Containment is everything. Timing is everything. And when Blake's face catches up to the reality his ego won't see coming, I'll be exactly where I need to be.

The string quartet shifts to Pachelbel. The cue.

The processional begins.

Bridesmaids first—Barbie, Sloane, Merritt, Katelyn and two other women. Practiced smiles. Measured steps. Katelyn's eyes are red-rimmed, but she holds her bouquet steady.

Then Natalie.

She appears at the end of the aisle on her father's arm, and a collective intake of breath ripples through the guests. White gown. Cathedral train. Hair swept up with pearl pins that catch the afternoon sun. She is, objectively, stunning.

And underneath the couture and the composure, I can see it—the finest tremor in her bouquet hand. The way her jaw is set half a millimeter too tight. The controlled pace of someone walking toward the future she’s chosen for herself.

She doesn't look at Blake as she approaches. She looks at her bridesmaids. At her mother. At the ocean behind the altar like it's an escape route she's already mapped.

Arthur Ashford delivers his daughter's hand to Blake with a single, unreadable nod. Then he steps back—not to his seat. To a position two rows deep, where he can reach the aisle in three strides.

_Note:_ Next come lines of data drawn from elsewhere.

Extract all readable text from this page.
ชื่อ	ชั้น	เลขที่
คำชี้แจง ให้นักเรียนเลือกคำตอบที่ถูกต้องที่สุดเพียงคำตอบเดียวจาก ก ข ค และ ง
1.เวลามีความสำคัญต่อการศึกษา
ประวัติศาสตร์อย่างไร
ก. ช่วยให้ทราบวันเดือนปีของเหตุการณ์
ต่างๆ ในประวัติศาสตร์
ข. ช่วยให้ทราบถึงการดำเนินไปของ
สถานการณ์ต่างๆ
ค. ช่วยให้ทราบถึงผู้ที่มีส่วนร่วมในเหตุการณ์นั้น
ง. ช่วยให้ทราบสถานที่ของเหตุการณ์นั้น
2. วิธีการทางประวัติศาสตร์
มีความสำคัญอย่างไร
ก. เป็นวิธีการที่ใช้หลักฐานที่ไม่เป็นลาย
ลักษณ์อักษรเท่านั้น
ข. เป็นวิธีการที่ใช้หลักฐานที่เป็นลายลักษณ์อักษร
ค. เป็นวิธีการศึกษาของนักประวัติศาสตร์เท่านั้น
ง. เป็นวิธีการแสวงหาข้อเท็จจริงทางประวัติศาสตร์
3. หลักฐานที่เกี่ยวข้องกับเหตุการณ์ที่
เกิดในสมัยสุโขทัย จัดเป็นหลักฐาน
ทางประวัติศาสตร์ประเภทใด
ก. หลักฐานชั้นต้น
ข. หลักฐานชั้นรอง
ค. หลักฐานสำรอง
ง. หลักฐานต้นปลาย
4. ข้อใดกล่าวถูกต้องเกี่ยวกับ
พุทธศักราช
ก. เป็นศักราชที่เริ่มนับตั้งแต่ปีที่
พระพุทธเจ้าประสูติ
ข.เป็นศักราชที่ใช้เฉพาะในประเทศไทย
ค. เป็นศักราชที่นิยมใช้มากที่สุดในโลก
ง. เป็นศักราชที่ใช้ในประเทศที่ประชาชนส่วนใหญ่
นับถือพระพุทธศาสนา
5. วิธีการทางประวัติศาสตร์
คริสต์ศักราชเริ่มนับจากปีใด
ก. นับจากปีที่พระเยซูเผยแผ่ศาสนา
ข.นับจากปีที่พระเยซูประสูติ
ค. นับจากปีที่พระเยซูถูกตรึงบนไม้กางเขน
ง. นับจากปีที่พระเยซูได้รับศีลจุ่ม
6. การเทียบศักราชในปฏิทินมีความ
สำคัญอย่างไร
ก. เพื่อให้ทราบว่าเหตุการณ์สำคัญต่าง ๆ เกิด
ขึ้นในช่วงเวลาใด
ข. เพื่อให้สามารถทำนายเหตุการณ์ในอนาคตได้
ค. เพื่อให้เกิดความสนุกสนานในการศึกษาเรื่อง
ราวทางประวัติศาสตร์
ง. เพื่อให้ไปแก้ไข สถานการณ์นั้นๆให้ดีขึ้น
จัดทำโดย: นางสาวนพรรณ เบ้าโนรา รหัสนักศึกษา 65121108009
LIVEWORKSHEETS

Blake takes Natalie's hand. Beams at her.

She smiles back. Perfectly calibrated.

The officiant begins.

Welcome. Gratitude. The beauty and fruition of love. The joining of two families. Poetic nothings that float over the crowd like the floral arrangements—expensive and temporary.

A reading. First Corinthians thirteen: six.‘Love does notdelight in evil but rejoices with the truth.’

My spine straightens immediately. Recognition lands like a body check.

Natalie. I want to applaud her for skipping the two verses everyone expects—the soft-focusLove is patient, love is kind—and going straight for the forewarning no one else hears yet.

Blake is still grinning. Apparently not listening.

I watch Jane’s eyes widen. Then she’s watching Natalie—phone loose in her hand, thumb hovering over the screen.

The reading ends. The officiant looks at the crowd.

"Before we continue, the bride would like to say a few words." He passes the microphone to Natalie.

Blake's brow creases. "Nat?"

Natalie turns toward the guests. When she speaks, her voice carries across the venue with the clarity of someone who rehearsed this in the shower, in the mirror, in the dark hours between midnight and noon.

"There's something everyone needs to see." Natalie looks past Blake and gives Jane a small nod.

Jane taps her phone inconspicuously.

The screen behind the altar—the one rigged for a slideshow of the couple's love story, their first trip to Santorini flickers to a different feed.

Then Blake's voice fills the venue.

Not the charming, boardroom-polished version. The real one. The one I recorded in the King's Room two nights ago.